Era veramente un sacco di tempo che non sbagliavo il riscaldamento… ormai di solito corro non più di 25-27 minuti e poi mi dedico allo streching e ai vari esercizi di attivazione… però siccome per tutto il pre-gara sono stato con l’IPod attaccato alle orecchie non avevo assolutamente sentito che la partenza era posticipata di mezzora… e alla fine ho corso 45 minuti e mi sono dedicato tranquillamente a tutto il resto… adesso con soddisfazione dico che alla fine tutto questo correre non ha influito sulla gara… perché mi sono sempre sentito bene … dall’inizio alla fine.
È stata una gara positiva. Come lo fu lo scorso anno. Questa volta più lenta per via di un percorso che negli ultimi giorni con la pioggia si è ridotto a un pantano di pozzanghere e sabbie mobili.
La partenza è stata subito buona io ho cercato di mettermi subito all’interno e di prendere una posizione buona. I primi 300 metri sono stati faticosissimi perché eravamo in tanti e veramente il percorso era un disastro… prima di noi ci erano passati tutti tutti tutti. Dopo le prime curve il gruppo di testa si delinea, io mi sento benissimo, c’è Peppe De Giacomo vicino a me, davanti i miei cari colleghi di Vigna di Valle con qualche elemento dell’Esercito, il mio compagno di squadra Dourmi Said e insomma… siamo una bella combriccola… il primo giro passa veloce, sull’unica leggerissima discesa sfrutto un po’ di spinta per provare il primo allungo, capisco che funziona, sento le gambe che vanno, ma poi mi ritrovo di nuovo frenato da quei maledetti primi 300 metri del giro… sinceramente è un blocco a cui cerco di dare meno peso possibile… già da prima di partire in tanti mi avevano detto… “occhio che in quei tratti si corre male… mettiti di lato…” io li ho sentiti poco questi consigli e testardamente mi sono detto: “ho le chiodate, se mi infango non me ne frega niente… andiamo…” e l’unico ostacolo è stato proprio quello che in certi tratti mi afflosciavo dentro la fanga… ma in fondo… il bello del cross è anche questo… e a me piace da morire.

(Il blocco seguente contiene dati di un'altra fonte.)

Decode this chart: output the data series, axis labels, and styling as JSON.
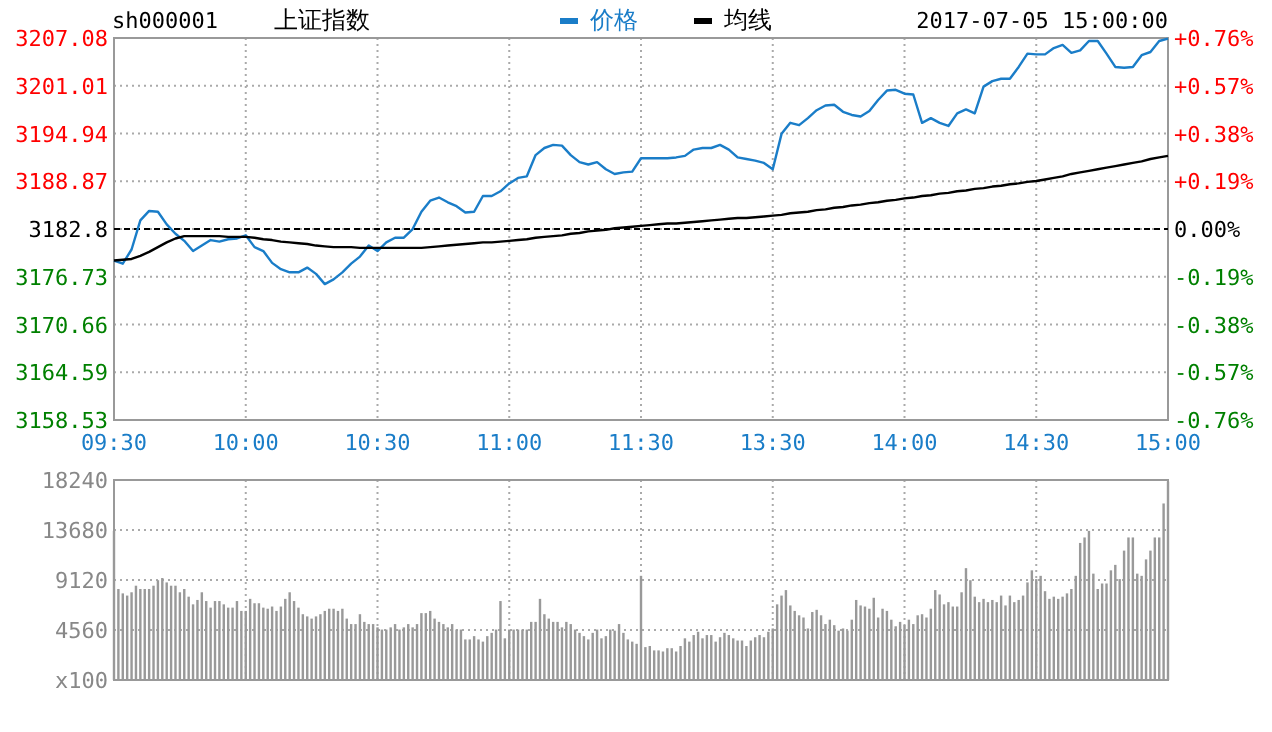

Dopo un paio di curve si svolta a sinistra e si apre il lungo rettilineo che poi ci porterà a quello finale… da poco insieme a Peppone siamo riusciti a metterci alle spalle Piero Leone dell’Esercito. Io lo conosco bene Pietro, al Calissoni mi ha sfoderato una volata finale da paura e stavolta non voglio assolutamente che si ripeta, però sinceramente dentro mi sento un po’ titubante. Non è paura. Penso che sia inesperienza pura. Vediamo Dourmi Said, dico vediamo perché sicuramente anche Peppone lo vedeva, stavamo li tutti e due, con lui facevamo il terzetto RCF che deve portare la squadra al titolo regionale e alla finale nazionale del cross corto.

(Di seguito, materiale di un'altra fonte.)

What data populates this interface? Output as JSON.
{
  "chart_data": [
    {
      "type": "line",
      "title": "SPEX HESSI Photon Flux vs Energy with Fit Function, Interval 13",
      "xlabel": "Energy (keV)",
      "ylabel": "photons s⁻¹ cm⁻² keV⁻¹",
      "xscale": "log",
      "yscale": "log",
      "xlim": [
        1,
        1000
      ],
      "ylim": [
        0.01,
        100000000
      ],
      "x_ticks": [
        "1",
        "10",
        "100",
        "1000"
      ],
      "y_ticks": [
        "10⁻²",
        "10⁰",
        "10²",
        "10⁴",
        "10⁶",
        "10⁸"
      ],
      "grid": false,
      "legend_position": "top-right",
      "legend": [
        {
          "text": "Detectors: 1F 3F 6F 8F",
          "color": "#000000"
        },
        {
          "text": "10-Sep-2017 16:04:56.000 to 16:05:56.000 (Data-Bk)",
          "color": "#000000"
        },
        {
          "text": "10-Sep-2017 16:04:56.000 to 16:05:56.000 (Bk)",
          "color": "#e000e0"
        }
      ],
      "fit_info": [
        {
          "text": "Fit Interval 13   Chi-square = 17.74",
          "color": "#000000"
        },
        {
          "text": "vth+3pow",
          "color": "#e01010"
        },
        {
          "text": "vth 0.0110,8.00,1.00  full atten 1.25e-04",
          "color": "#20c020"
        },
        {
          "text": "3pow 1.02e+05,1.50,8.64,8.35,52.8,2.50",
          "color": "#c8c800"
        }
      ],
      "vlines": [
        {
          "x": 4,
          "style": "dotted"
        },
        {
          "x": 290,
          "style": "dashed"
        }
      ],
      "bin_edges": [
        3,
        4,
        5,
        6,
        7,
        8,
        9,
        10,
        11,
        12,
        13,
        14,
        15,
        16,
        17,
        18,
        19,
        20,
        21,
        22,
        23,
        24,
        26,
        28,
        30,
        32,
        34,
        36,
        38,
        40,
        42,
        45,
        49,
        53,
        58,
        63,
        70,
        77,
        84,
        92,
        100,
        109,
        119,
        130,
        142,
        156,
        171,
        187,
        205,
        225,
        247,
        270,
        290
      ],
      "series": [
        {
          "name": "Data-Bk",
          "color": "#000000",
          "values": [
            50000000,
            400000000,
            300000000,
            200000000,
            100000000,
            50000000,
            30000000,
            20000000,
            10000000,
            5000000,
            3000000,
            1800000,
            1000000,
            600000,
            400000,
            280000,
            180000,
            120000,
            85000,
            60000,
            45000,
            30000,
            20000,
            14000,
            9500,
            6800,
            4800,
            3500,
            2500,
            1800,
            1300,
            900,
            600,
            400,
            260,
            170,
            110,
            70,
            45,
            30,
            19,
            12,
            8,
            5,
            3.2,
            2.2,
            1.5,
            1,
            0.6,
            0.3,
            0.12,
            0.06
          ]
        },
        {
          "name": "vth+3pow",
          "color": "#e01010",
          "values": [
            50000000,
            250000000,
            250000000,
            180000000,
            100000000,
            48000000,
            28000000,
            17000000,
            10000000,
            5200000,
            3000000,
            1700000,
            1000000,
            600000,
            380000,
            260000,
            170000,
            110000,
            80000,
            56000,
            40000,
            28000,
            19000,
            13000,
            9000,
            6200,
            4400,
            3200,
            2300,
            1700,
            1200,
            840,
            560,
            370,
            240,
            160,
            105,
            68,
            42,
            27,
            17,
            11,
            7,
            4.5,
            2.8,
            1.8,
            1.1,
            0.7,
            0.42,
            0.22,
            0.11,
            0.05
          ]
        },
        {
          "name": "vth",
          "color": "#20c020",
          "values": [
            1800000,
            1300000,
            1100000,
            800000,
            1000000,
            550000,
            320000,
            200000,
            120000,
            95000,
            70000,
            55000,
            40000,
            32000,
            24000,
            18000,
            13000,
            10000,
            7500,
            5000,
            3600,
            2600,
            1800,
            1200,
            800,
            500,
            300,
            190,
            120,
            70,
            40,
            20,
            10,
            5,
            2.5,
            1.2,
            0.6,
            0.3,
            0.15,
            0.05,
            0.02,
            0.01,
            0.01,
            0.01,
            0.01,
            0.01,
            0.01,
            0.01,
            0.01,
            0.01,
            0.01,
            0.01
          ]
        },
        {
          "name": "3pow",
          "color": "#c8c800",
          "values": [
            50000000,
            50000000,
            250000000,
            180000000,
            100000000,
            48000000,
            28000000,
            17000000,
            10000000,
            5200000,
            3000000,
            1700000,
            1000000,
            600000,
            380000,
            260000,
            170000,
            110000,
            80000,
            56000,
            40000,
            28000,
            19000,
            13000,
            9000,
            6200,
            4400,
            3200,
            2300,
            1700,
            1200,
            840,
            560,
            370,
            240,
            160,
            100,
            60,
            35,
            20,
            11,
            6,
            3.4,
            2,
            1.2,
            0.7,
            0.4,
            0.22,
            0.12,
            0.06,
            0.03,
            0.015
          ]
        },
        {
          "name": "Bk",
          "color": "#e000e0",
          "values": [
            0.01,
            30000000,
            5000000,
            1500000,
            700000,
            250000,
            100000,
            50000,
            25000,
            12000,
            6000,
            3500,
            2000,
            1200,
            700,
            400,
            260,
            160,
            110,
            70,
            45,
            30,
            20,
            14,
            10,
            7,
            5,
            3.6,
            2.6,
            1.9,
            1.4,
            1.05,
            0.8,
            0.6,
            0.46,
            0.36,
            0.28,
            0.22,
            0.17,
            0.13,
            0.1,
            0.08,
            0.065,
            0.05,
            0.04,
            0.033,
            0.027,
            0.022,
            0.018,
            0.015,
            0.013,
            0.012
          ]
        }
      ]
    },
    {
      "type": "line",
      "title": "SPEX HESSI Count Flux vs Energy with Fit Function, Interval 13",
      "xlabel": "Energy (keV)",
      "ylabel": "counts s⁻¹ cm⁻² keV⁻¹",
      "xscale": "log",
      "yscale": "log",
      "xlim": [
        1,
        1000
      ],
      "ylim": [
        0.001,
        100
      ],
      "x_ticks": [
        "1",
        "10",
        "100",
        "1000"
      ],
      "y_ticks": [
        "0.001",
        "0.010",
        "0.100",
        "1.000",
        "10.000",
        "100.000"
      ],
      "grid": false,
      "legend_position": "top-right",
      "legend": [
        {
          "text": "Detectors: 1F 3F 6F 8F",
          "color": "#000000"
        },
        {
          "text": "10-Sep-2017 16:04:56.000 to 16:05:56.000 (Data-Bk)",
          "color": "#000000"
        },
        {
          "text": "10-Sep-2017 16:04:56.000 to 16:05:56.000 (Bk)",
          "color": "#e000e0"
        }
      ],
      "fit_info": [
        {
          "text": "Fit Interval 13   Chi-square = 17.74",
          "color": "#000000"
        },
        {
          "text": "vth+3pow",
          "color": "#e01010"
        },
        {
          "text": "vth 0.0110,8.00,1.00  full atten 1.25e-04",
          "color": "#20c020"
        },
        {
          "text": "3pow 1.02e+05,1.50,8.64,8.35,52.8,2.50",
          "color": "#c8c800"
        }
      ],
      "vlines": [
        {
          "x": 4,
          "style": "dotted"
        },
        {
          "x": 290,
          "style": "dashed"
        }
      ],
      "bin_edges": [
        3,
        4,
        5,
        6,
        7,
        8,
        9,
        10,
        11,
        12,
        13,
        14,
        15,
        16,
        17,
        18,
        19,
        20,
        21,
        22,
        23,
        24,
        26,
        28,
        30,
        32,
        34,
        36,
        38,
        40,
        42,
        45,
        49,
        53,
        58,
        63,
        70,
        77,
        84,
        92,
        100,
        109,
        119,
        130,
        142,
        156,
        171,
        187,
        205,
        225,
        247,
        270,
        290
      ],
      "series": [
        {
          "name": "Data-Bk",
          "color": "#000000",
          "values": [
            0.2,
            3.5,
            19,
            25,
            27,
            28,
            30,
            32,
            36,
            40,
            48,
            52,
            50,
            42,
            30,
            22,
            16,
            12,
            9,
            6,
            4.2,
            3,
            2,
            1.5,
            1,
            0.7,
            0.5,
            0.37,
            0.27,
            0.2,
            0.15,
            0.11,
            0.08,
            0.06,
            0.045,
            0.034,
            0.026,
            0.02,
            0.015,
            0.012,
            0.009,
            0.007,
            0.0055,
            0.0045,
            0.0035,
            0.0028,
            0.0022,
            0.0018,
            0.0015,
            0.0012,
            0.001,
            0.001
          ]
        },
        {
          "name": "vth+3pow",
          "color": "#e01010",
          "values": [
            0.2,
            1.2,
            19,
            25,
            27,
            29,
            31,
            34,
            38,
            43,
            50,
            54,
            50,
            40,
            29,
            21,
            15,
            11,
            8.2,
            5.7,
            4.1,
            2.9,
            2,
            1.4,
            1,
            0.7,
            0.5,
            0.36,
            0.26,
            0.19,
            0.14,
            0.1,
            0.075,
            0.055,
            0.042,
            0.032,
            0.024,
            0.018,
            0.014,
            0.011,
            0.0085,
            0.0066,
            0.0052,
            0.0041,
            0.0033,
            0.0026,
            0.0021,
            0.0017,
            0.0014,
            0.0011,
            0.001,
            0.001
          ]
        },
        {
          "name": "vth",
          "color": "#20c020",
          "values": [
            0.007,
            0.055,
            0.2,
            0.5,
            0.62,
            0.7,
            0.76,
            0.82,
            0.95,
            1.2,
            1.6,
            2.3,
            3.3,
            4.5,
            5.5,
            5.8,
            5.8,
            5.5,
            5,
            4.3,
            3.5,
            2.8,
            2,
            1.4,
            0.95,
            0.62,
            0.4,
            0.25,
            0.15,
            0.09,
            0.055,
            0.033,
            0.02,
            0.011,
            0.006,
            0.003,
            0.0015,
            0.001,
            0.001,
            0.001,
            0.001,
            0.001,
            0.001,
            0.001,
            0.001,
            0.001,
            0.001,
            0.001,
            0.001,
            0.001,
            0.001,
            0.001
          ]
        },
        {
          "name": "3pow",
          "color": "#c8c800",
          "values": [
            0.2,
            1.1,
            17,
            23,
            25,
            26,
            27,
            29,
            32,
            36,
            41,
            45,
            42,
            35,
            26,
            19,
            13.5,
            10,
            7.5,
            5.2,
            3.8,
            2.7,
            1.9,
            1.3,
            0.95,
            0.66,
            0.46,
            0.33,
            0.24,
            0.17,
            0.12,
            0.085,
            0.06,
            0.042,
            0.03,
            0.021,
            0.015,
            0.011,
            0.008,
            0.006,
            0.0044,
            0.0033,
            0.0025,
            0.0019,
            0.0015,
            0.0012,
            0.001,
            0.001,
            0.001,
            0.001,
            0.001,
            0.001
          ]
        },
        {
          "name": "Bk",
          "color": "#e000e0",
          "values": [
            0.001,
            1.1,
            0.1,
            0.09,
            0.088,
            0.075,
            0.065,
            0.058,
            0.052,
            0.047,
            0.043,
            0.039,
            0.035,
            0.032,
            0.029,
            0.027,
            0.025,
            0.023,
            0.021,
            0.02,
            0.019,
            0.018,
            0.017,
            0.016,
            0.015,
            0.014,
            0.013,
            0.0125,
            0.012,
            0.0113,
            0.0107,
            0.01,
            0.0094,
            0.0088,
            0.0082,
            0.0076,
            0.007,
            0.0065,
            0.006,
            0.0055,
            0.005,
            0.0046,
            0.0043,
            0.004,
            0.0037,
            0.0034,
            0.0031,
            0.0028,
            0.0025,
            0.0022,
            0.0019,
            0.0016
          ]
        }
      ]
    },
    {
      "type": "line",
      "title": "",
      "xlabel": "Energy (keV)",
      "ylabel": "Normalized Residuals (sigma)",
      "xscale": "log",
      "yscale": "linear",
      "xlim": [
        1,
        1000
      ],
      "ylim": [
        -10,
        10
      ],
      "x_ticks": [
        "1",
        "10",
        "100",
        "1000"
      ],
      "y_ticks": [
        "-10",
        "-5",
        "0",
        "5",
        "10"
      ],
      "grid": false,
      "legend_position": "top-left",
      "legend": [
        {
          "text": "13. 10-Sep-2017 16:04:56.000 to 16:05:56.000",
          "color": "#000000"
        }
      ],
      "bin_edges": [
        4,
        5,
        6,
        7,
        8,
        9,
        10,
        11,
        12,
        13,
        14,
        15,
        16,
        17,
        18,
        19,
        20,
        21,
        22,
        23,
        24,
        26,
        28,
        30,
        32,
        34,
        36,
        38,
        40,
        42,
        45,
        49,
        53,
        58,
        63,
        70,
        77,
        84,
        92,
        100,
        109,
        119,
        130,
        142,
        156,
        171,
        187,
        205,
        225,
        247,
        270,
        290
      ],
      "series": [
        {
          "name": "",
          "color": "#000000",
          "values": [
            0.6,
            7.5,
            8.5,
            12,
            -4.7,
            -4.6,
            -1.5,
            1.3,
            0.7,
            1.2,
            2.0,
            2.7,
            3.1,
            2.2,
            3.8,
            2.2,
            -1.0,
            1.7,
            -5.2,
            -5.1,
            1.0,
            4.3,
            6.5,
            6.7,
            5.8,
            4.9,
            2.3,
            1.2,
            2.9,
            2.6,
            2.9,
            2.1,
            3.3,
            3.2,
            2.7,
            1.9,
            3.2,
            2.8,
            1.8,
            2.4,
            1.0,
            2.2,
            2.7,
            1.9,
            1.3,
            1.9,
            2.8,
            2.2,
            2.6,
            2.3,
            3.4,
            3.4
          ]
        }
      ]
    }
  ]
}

Andiamo, io sinceramente non mi sento in questo tratto… poco prima sulla curva ho avuto modo di girarmi e di valutare la situazione… tranquillissima… posso controllare… attenzione… mi sto accontentando… quando ti accontenti perdi… perdi con te stesso… non devo… ritento… si svolta a destra, il rettilineo è finito, adesso 200 metri che salgono leggermente, si gira di nuovo a destra e mancano meno di 400 metri all’arrivo… bisogna tirare fuori tutto, supero pure io Dourmi Said, adesso siamo io, Peppone e più avanti il mio collega Licciardi, cambio bene, mi affianco a Peppone che da grande atleta mi incoraggia, e siccome già lo aveva fatto poco prima, la cosa mi da ancora più carica, adesso cambio forte, è finita. Sesto. Bellissimo.
È stata una mattinata bellissima per me… dopo i mostri di domenica 11 al Cross del Tevere… oggi torna a splendere il sole… (DOPO LA GARA è USCITO VERAMENTEEEE!!!!) e poi sapevo che c’èra una tifosa speciale…
Da domani si ricomincia a lavorare… domenica 8 febbraio… Campi Bisenzio… Firenze… Carbons c’è.